A couple of weeks ago a ran into a real life situation where Perl 6 was able to greatly simplify my life. I was in the process of importing some Canadian postal codes from a PDF document where the data was presented like this:

A0A-A0R,D13
A1A-A1G,D11
A1H-A1M,D13
A1N,D11
A1S-A8A,D13
B0C-B0E,D11
B0H-B0W,D10
B1A-B2E,D11
B2G-B2H,D10

Each postal code, or postal code range, was tied to a zone. To store this to a database, I wanted to expand out each of these ranges to capture each value. Causing the first line to be represented as:

A0A => D13
A0B => D13
A0C => D13
... some more ...
A0R => D13

Using the Perl 5.12 range operator (..) I thought I could use easily accomplish this goal.

``````#!/usr/bin/perl

use strict;
use warnings FATAL => 'all';

use Perl6::Slurp;

my \$file = 'data.csv';
my \$data = slurp \$file;

for my \$line (split /\n/, \$data) {
my (\$range, \$zone) = split(/\,/, \$line);
if (\$range =~ m/\-/) {
my (\$beg, \$end) = split (/\-/, \$range);
for (\$beg .. \$end) {
print "zone \$_\n";
}
}
}``````

Unfortunately, Perl 5.12 doesn't recognize A0A through A0R as a valid range.  Causing this script to output only the first element of each range.

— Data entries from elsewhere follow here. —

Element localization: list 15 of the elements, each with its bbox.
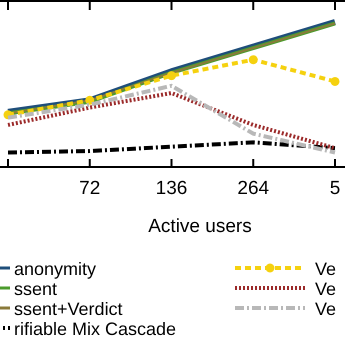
x-tick-label: 136 [156,178,188,199]
point [330,76,340,86]
legend-label: ssent [14,279,58,299]
x-axis-title: Active users [148,216,252,237]
legend-label: Ve [315,259,336,279]
legend-label: Ve [315,279,336,299]
legend-label: rifiable Mix Cascade [14,319,176,339]
x-tick-label: 72 [79,178,100,199]
point [167,71,176,80]
x-tick-label: 264 [237,178,270,199]
x-tick-label: 5 [330,178,340,199]
legend-label: ssent+Verdict [14,299,123,319]
point [248,55,258,64]
legend-label: Ve [315,299,336,319]
legend-label: anonymity [14,259,96,279]
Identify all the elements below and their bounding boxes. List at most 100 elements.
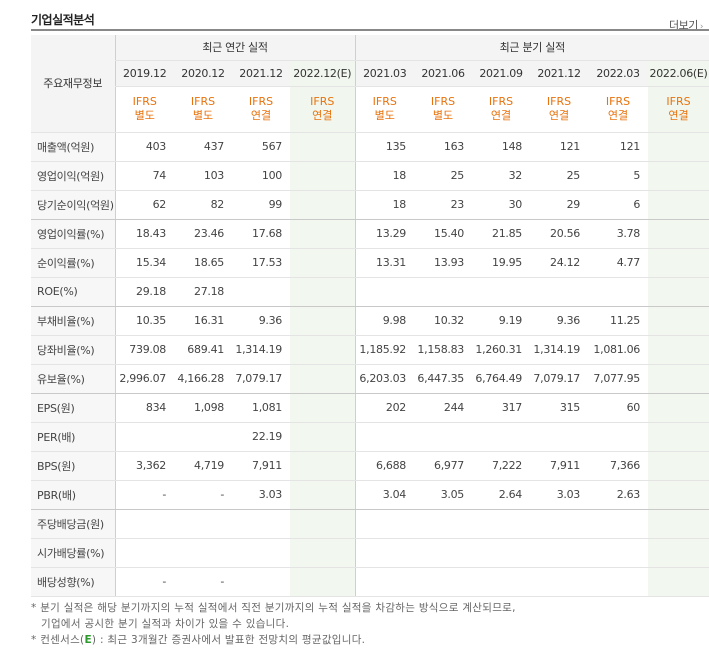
- table-cell: 23.46: [174, 219, 232, 249]
- table-cell: 19.95: [472, 248, 531, 278]
- table-cell: 202: [354, 393, 415, 423]
- ifrs-basis: 연결: [668, 109, 689, 122]
- table-cell: 834: [114, 393, 174, 423]
- table-cell: [648, 306, 709, 336]
- table-cell: 11.25: [588, 306, 649, 336]
- table-cell: 24.12: [530, 248, 589, 278]
- table-cell: [588, 538, 649, 568]
- table-cell: 13.93: [414, 248, 473, 278]
- financial-table: 주요재무정보 최근 연간 실적 최근 분기 실적 2019.12 2020.12 2021…: [31, 35, 709, 597]
- table-cell: [648, 132, 709, 162]
- table-cell: [290, 335, 356, 365]
- table-cell: [648, 161, 709, 191]
- table-cell: [472, 538, 531, 568]
- table-cell: [232, 509, 290, 539]
- table-row: 영업이익률(%) 18.43 23.46 17.68 13.29 15.40 21.85 20…: [31, 219, 709, 249]
- table-cell: 1,185.92: [354, 335, 415, 365]
- table-cell: -: [114, 480, 174, 510]
- table-cell: 739.08: [114, 335, 174, 365]
- row-label: ROE(%): [31, 277, 115, 307]
- label-column-header: 주요재무정보: [31, 35, 115, 133]
- table-row: 부채비율(%) 10.35 16.31 9.36 9.98 10.32 9.19 9.36 11…: [31, 306, 709, 336]
- ifrs-basis-header: IFRS 별도: [174, 86, 232, 133]
- table-cell: [232, 538, 290, 568]
- table-cell: -: [114, 567, 174, 597]
- ifrs-basis-header: IFRS 별도: [354, 86, 415, 133]
- more-link[interactable]: 더보기 ›: [669, 17, 704, 33]
- table-cell: 15.34: [114, 248, 174, 278]
- section-header: 기업실적분석 더보기 ›: [0, 0, 709, 34]
- title-divider: [31, 29, 709, 31]
- table-cell: [114, 422, 174, 452]
- ifrs-basis-header: IFRS 연결: [232, 86, 290, 133]
- period-header: 2020.12: [174, 60, 232, 87]
- table-cell: [414, 277, 473, 307]
- table-row: 영업이익(억원) 74 103 100 18 25 32 25 5: [31, 161, 709, 191]
- table-cell: [174, 422, 232, 452]
- row-label: 부채비율(%): [31, 306, 115, 336]
- ifrs-basis-header: IFRS 연결: [290, 86, 356, 133]
- table-cell: 13.31: [354, 248, 415, 278]
- footnote-quarterly-cont: 기업에서 공시한 분기 실적과 차이가 있을 수 있습니다.: [31, 616, 701, 632]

Then realizing that this problem wasn't as easy to solve, I suddenly remembered a presentation I saw at OSCON 2009 by Damien Conway on the current state of Perl 6 and how the new range operator was much more clever than its predecessor. So, I downloaded a copy of Rakudo, and re-wrote the same script using Perl 6.

``````use v6;
my \$file = 'data.csv';
my @rows = slurp(\$file).split(/\n/);
for @rows -> \$row {
my (\$range, \$zone) = \$row.split(/\,/);
if (\$range ~~ /\-/) {
my (\$beg, \$end) = \$range.split(/\-/);
for (\$beg .. \$end) {
say "\$_ : \$zone";
}
}
else {
say "\$range : \$zone";
}
}``````

Perfect! Exactly what I was hoping for! Thanks Perl 6! I look forward to finding more uses for Perl 6 in my daily routine...

Disclaimer: I had done some previous reading of Perl 6 before writing this script, so the learning curve was minimal. If you are interested in Perl 6 I strongly recommend this book (not yet completed, but a great resource).